There is a silly opinion about Plato among artists, poets, and communicators that he didn’t like art, poetry, and communication.5 Plato worried about preserved discourse but went ahead creating it. He warned about the abuse of texts while creating them. One way he guarded against the dangers of static discourse was to write in the dialogue format. By building his conversations around conversations, Plato intentionally invited the reader to challenge his opinions. He tried to invite the reader into an active conversation with himself by paradoxes and puzzles.
Something more subtle than a rejection of preserved text is at play in Phaedrus. Plato is attacking written communication to argue that something is being lost when you preserve a performance.
First, preserved performance is static. It cannot change to suit the needs of the audience.
As a member of the audience, my interaction with a theater performance can change the play. A “hot audience” makes a play better, and a “cold audience” can do the reverse. Different responses draw attention to different aspects of the play often unseen by cast and crew.
Any actor knows this is the case. I once performed in a play held during a blizzard. Almost nobody showed up, and all the energy was drained from the cast or at least from me. It was the hardest performance of my life since getting three people to laugh is basically impossible, and when they do, solitary laughter in a great space is hard to tell from mockery.
Community is formed between actor and audience in live theater, music, or any other artistic performance.

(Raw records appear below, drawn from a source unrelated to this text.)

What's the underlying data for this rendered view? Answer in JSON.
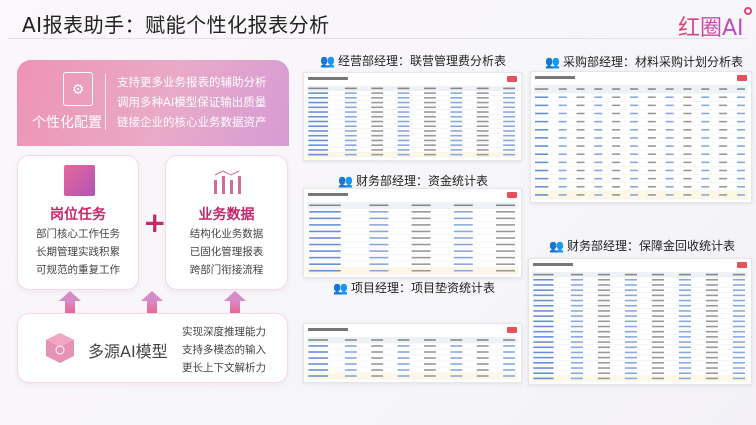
{
  "title": "AI报表助手：赋能个性化报表分析",
  "logo": {
    "text": "红圈AI"
  },
  "banner": {
    "label": "个性化配置",
    "icon": "document-gear-icon",
    "lines": [
      "支持更多业务报表的辅助分析",
      "调用多种AI模型保证输出质量",
      "链接企业的核心业务数据资产"
    ]
  },
  "job_tasks": {
    "title": "岗位任务",
    "icon": "task-board-icon",
    "lines": [
      "部门核心工作任务",
      "长期管理实践积累",
      "可规范的重复工作"
    ]
  },
  "plus": "+",
  "business_data": {
    "title": "业务数据",
    "icon": "bar-chart-icon",
    "lines": [
      "结构化业务数据",
      "已固化管理报表",
      "跨部门衔接流程"
    ]
  },
  "ai_model": {
    "title": "多源AI模型",
    "icon": "cube-network-icon",
    "lines": [
      "实现深度推理能力",
      "支持多模态的输入",
      "更长上下文解析力"
    ]
  },
  "reports": [
    {
      "heading": "经营部经理：联营管理费分析表"
    },
    {
      "heading": "采购部经理：材料采购计划分析表"
    },
    {
      "heading": "财务部经理：资金统计表"
    },
    {
      "heading": "项目经理：项目垫资统计表"
    },
    {
      "heading": "财务部经理：保障金回收统计表"
    }
  ],
  "colors": {
    "accent": "#c4286a",
    "banner": "#ee93b3",
    "table_button": "#e8505b"
  }
}
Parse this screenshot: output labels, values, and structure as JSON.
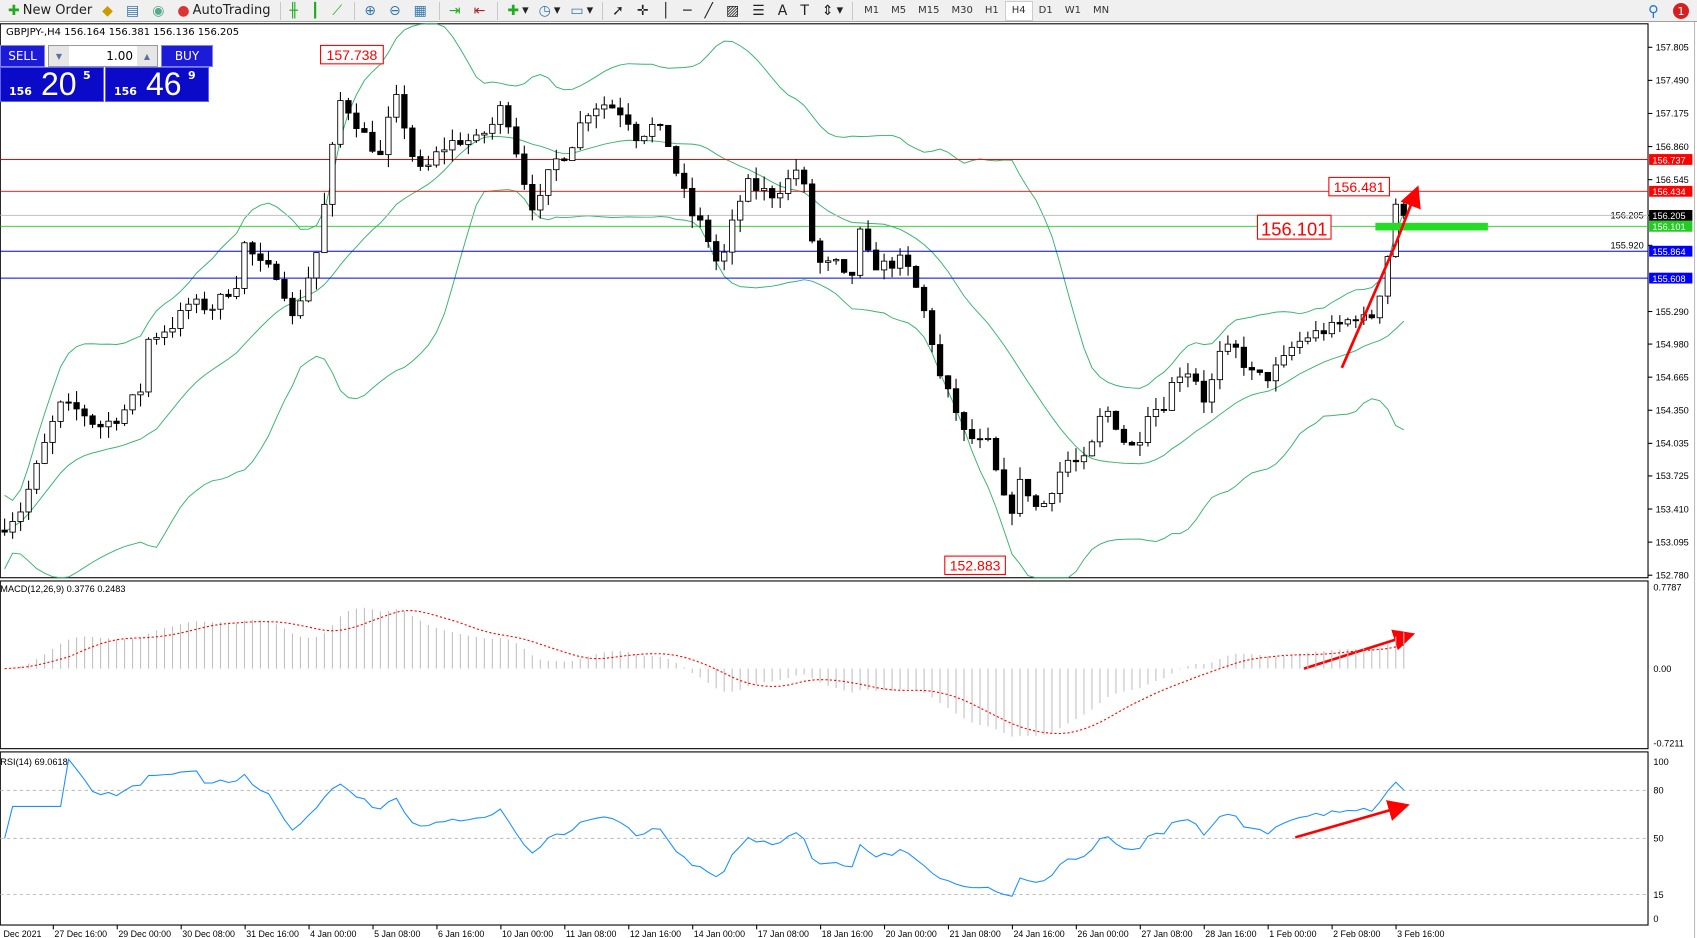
{
  "toolbar": {
    "new_order": "New Order",
    "autotrading": "AutoTrading",
    "timeframes": [
      "M1",
      "M5",
      "M15",
      "M30",
      "H1",
      "H4",
      "D1",
      "W1",
      "MN"
    ],
    "active_timeframe": "H4",
    "notifications": "1"
  },
  "info": {
    "symbol_line": "GBPJPY-,H4  156.164 156.381 156.136 156.205"
  },
  "trade": {
    "sell": "SELL",
    "buy": "BUY",
    "lot": "1.00",
    "sell_big": "156",
    "sell_pips": "20",
    "sell_point": "5",
    "buy_big": "156",
    "buy_pips": "46",
    "buy_point": "9"
  },
  "price_axis": [
    "157.805",
    "157.490",
    "157.175",
    "156.860",
    "156.545",
    "156.205",
    "155.920",
    "155.290",
    "154.980",
    "154.665",
    "154.350",
    "154.035",
    "153.725",
    "153.410",
    "153.095",
    "152.780"
  ],
  "levels": [
    {
      "price": "156.737",
      "color": "#ff0000"
    },
    {
      "price": "156.434",
      "color": "#ff0000"
    },
    {
      "price": "156.205",
      "color": "#000000"
    },
    {
      "price": "156.101",
      "color": "#22cc22"
    },
    {
      "price": "155.864",
      "color": "#0000ff"
    },
    {
      "price": "155.608",
      "color": "#0000ff"
    }
  ],
  "annotations": {
    "high": "157.738",
    "low": "152.883",
    "recent_high": "156.481",
    "entry": "156.101"
  },
  "macd": {
    "label": "MACD(12,26,9) 0.3776 0.2483",
    "axis": [
      "0.7787",
      "0.00",
      "-0.7211"
    ]
  },
  "rsi": {
    "label": "RSI(14) 69.0618",
    "axis": [
      "100",
      "80",
      "50",
      "15",
      "0"
    ]
  },
  "time_axis": [
    "Dec 2021",
    "27 Dec 16:00",
    "29 Dec 00:00",
    "30 Dec 08:00",
    "31 Dec 16:00",
    "4 Jan 00:00",
    "5 Jan 08:00",
    "6 Jan 16:00",
    "10 Jan 00:00",
    "11 Jan 08:00",
    "12 Jan 16:00",
    "14 Jan 00:00",
    "17 Jan 08:00",
    "18 Jan 16:00",
    "20 Jan 00:00",
    "21 Jan 08:00",
    "24 Jan 16:00",
    "26 Jan 00:00",
    "27 Jan 08:00",
    "28 Jan 16:00",
    "1 Feb 00:00",
    "2 Feb 08:00",
    "3 Feb 16:00"
  ],
  "colors": {
    "bollinger": "#3cb371",
    "macd_signal": "#ff0000",
    "macd_hist": "#c0c0c0",
    "rsi": "#1e90ff",
    "arrow": "#ff0000"
  }
}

The audience is part of the event.
On the other hand, if I go to a film, whatever my response, the film just keeps rolling. I might be able to impact the viewing pleasure of fellow audience members but not the performers. Recently my wife and I had the misfortune of seeing a film in a theater full of junior high students. They ruined our evening, but they did not change the film. The actors and the production were not impacted by them. This is an important difference between the community formed between actor and audience in theater and the more distant relationship between film actor and filmgoer.
The community of audience and performers in a live performance is something that should not be missed, but our culture is making it ever easier to miss it. Music, for example, is now rarely experienced live, and this cheats us out of a deep musical experience that cannot be duplicated with even a perfect sound system.